TenggaraNews.com, KENDARI – Penanganan kasus dugaan illegal mining PT. Bososi terus bergulir. Hingga saat ini, tim penyidik Mabes Polri masih berada di Provinsi Sulawesi Tenggara (Sultra).
Kedatangan tim penyidik Mabes Polri bersama Dirut PT. Bososi Pratama dengan menggunakan jet pribadi terus disoal.
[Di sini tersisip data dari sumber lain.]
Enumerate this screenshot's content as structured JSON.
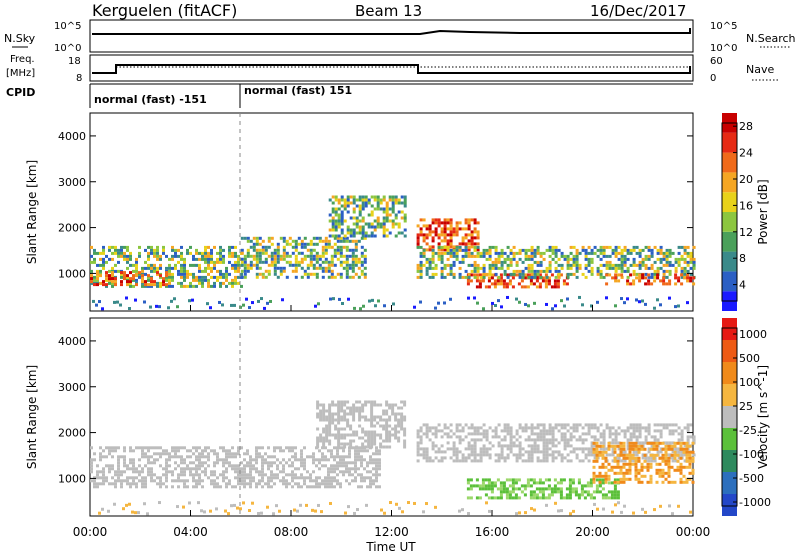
{
  "header": {
    "site": "Kerguelen (fitACF)",
    "beam": "Beam 13",
    "date": "16/Dec/2017"
  },
  "top_panels": {
    "nsky": {
      "label": "N.Sky",
      "left_ticks": [
        "10^5",
        "10^0"
      ],
      "right_ticks": [
        "10^5",
        "10^0"
      ],
      "right_label": "N.Search"
    },
    "freq": {
      "label_line1": "Freq.",
      "label_line2": "[MHz]",
      "left_ticks": [
        "18",
        "8"
      ],
      "right_ticks": [
        "60",
        "0"
      ],
      "right_label": "Nave"
    },
    "cpid": {
      "label": "CPID",
      "segments": [
        "normal (fast) -151",
        "normal (fast) 151"
      ]
    }
  },
  "chart_data": [
    {
      "type": "heatmap",
      "title": "",
      "xlabel": "",
      "ylabel": "Slant Range [km]",
      "x_ticks": [
        "00:00",
        "04:00",
        "08:00",
        "12:00",
        "16:00",
        "20:00",
        "00:00"
      ],
      "y_ticks": [
        "1000",
        "2000",
        "3000",
        "4000"
      ],
      "xlim_hours": [
        0,
        24
      ],
      "ylim_km": [
        180,
        4500
      ],
      "colorbar": {
        "label": "Power [dB]",
        "ticks": [
          "4",
          "8",
          "12",
          "16",
          "20",
          "24",
          "28"
        ],
        "range": [
          0,
          30
        ]
      },
      "regions": [
        {
          "t0": 0.0,
          "t1": 6.0,
          "r0": 700,
          "r1": 1600,
          "level": "mid"
        },
        {
          "t0": 0.0,
          "t1": 3.0,
          "r0": 750,
          "r1": 1050,
          "level": "high"
        },
        {
          "t0": 6.0,
          "t1": 11.0,
          "r0": 900,
          "r1": 1800,
          "level": "mid"
        },
        {
          "t0": 9.5,
          "t1": 12.5,
          "r0": 1800,
          "r1": 2700,
          "level": "mid"
        },
        {
          "t0": 13.0,
          "t1": 15.5,
          "r0": 1500,
          "r1": 2200,
          "level": "high"
        },
        {
          "t0": 15.0,
          "t1": 19.0,
          "r0": 700,
          "r1": 1000,
          "level": "high"
        },
        {
          "t0": 13.0,
          "t1": 24.0,
          "r0": 900,
          "r1": 1600,
          "level": "mid"
        },
        {
          "t0": 20.5,
          "t1": 24.0,
          "r0": 750,
          "r1": 1000,
          "level": "high"
        }
      ]
    },
    {
      "type": "heatmap",
      "title": "",
      "xlabel": "Time UT",
      "ylabel": "Slant Range [km]",
      "x_ticks": [
        "00:00",
        "04:00",
        "08:00",
        "12:00",
        "16:00",
        "20:00",
        "00:00"
      ],
      "y_ticks": [
        "1000",
        "2000",
        "3000",
        "4000"
      ],
      "xlim_hours": [
        0,
        24
      ],
      "ylim_km": [
        180,
        4500
      ],
      "colorbar": {
        "label": "Velocity [m s^-1]",
        "ticks": [
          "1000",
          "500",
          "100",
          "25",
          "-25",
          "-100",
          "-500",
          "-1000"
        ]
      },
      "regions": [
        {
          "t0": 0.0,
          "t1": 11.5,
          "r0": 800,
          "r1": 1700,
          "level": "ground"
        },
        {
          "t0": 9.0,
          "t1": 12.5,
          "r0": 1700,
          "r1": 2700,
          "level": "ground"
        },
        {
          "t0": 13.0,
          "t1": 24.0,
          "r0": 1400,
          "r1": 2200,
          "level": "ground"
        },
        {
          "t0": 15.0,
          "t1": 21.0,
          "r0": 600,
          "r1": 1000,
          "level": "green"
        },
        {
          "t0": 20.0,
          "t1": 24.0,
          "r0": 900,
          "r1": 1800,
          "level": "orange"
        }
      ]
    }
  ],
  "colors": {
    "power_scale": [
      "#1a1aff",
      "#2b5fc4",
      "#3a8a8a",
      "#4aa05a",
      "#8cc63f",
      "#e8d21a",
      "#f5a623",
      "#f06a1a",
      "#e62a14",
      "#c80000"
    ],
    "velocity_scale": [
      "#2347c8",
      "#2c6fbd",
      "#2e8a5e",
      "#5bc03a",
      "#bdbdbd",
      "#f5b640",
      "#f08a1a",
      "#ee5a14",
      "#e61a14"
    ],
    "ground_scatter": "#bdbdbd"
  }
}
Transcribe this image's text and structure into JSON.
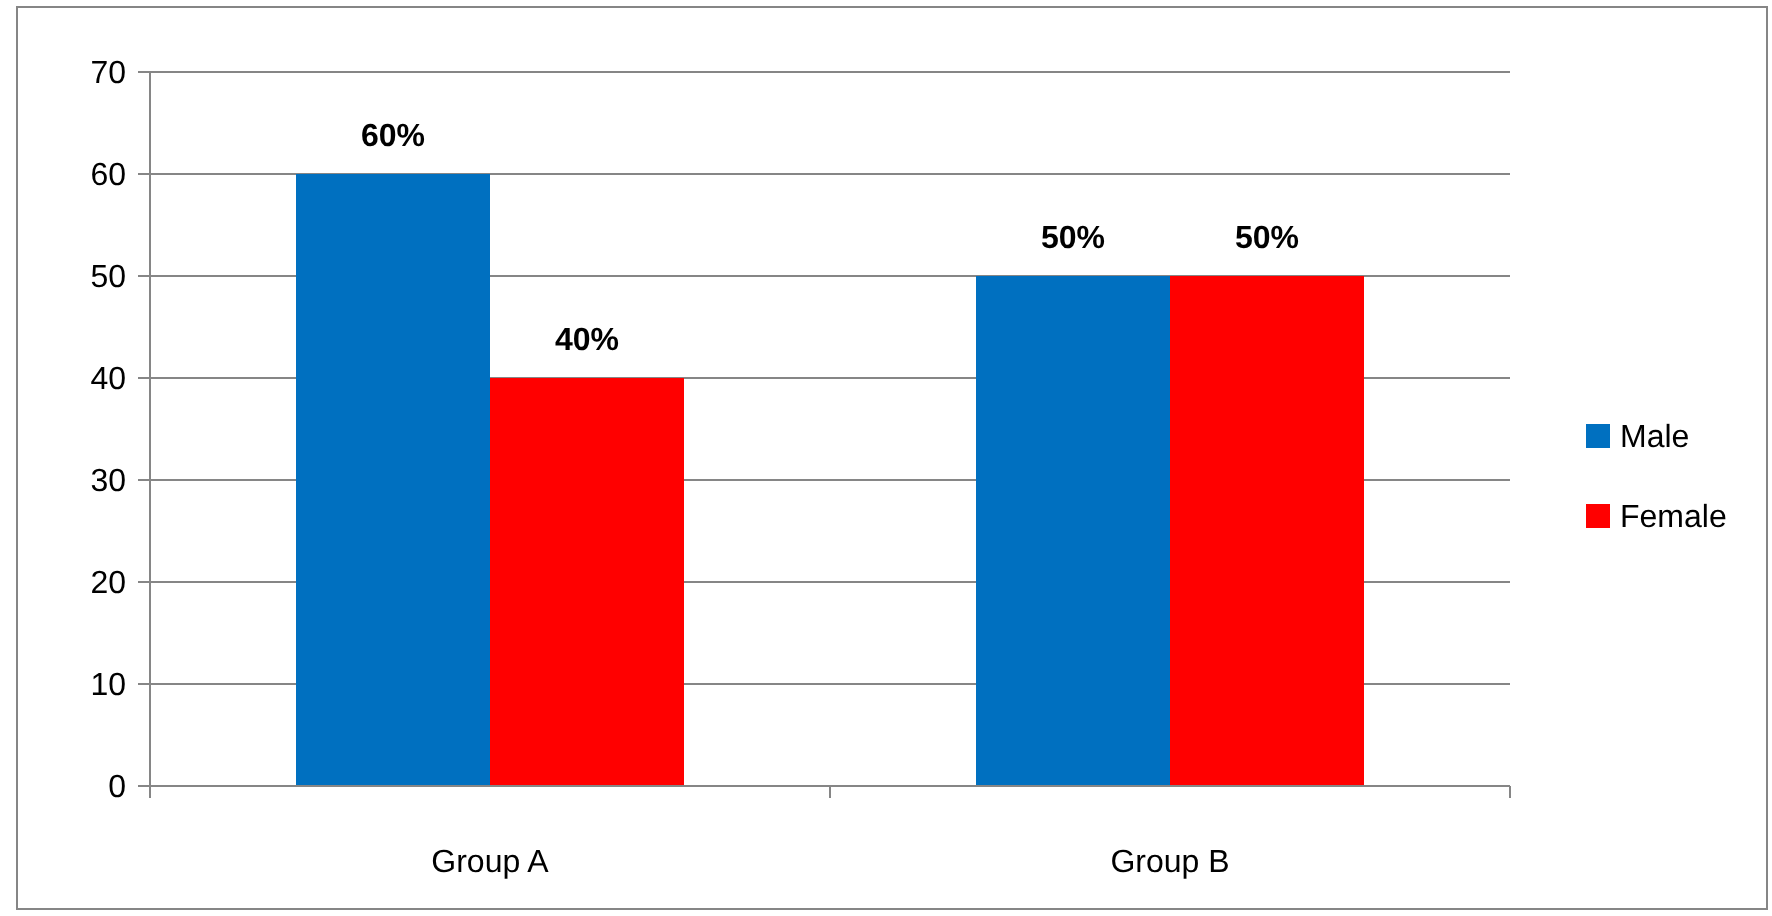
{
  "chart_data": {
    "type": "bar",
    "categories": [
      "Group A",
      "Group B"
    ],
    "series": [
      {
        "name": "Male",
        "color": "#0070c0",
        "values": [
          60,
          50
        ],
        "value_labels": [
          "60%",
          "50%"
        ]
      },
      {
        "name": "Female",
        "color": "#ff0000",
        "values": [
          40,
          50
        ],
        "value_labels": [
          "40%",
          "50%"
        ]
      }
    ],
    "ylim": [
      0,
      70
    ],
    "yticks": [
      0,
      10,
      20,
      30,
      40,
      50,
      60,
      70
    ],
    "grid": "y",
    "legend": "right"
  }
}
Berbagai pihak mempertanyakan sejauh mana perkembangan kasus yang sedang ditangani.
Junalis TenggaraNews.com mencoba mengkonfirmasi tim penyidik Mabes Polri, terkait perkembangan kasus dugaan ilegal mining yang tengah ditangani.
Sayangnya, tim penyidik Mabes Polri menolak memberikan komentar ke awak media. Alasannya, mereka tak memiliki kewenangan untuk memberikan penjelasan ke media.
“Mas bukan kapasitas kami memberikan berita, dan kami hanya melakukan penyelidikan dan penyidikan saja, mungkin mas bisa tanyakan di bagian Humas,” tulis salah satu penyidik Mabes Polri melalui WhatsApp, Rabu 13 Mei 2020.
Sementara itu, Kadiv Humas Polri, Brigjen Pol. Argo Yuwono yang juga dikonfirmasi via WhatsApp tak memberikan jawaban.
Sebagaimana diketahui, Andi Uci bersama penyidik Mabes Polri tiba di Kendari dengan menggunakan jet pribadi type EMb 135 BJ, registrasi PK-TFS.
Pada 17 Maret 2020 lalu, tim Bareskrim Polri melakukan penyegelan alat berat milik tujuh perusahaan tambang, di kawasan konsesi milik PT. Bososi Pratama. Perusahaan tersebut yakni PT. Rockstone Mining Indonesia (RMI), PT. Tambang Nikel Indonesia (TNI), PT. Nuansa Persada Mandiri (NPM), PT. Anugrah atau AMPA, PT. Pertambangan Nikel Nusantara, dan PT. Jalur Emas, atas dugaan menambang pada areal hutan lindung.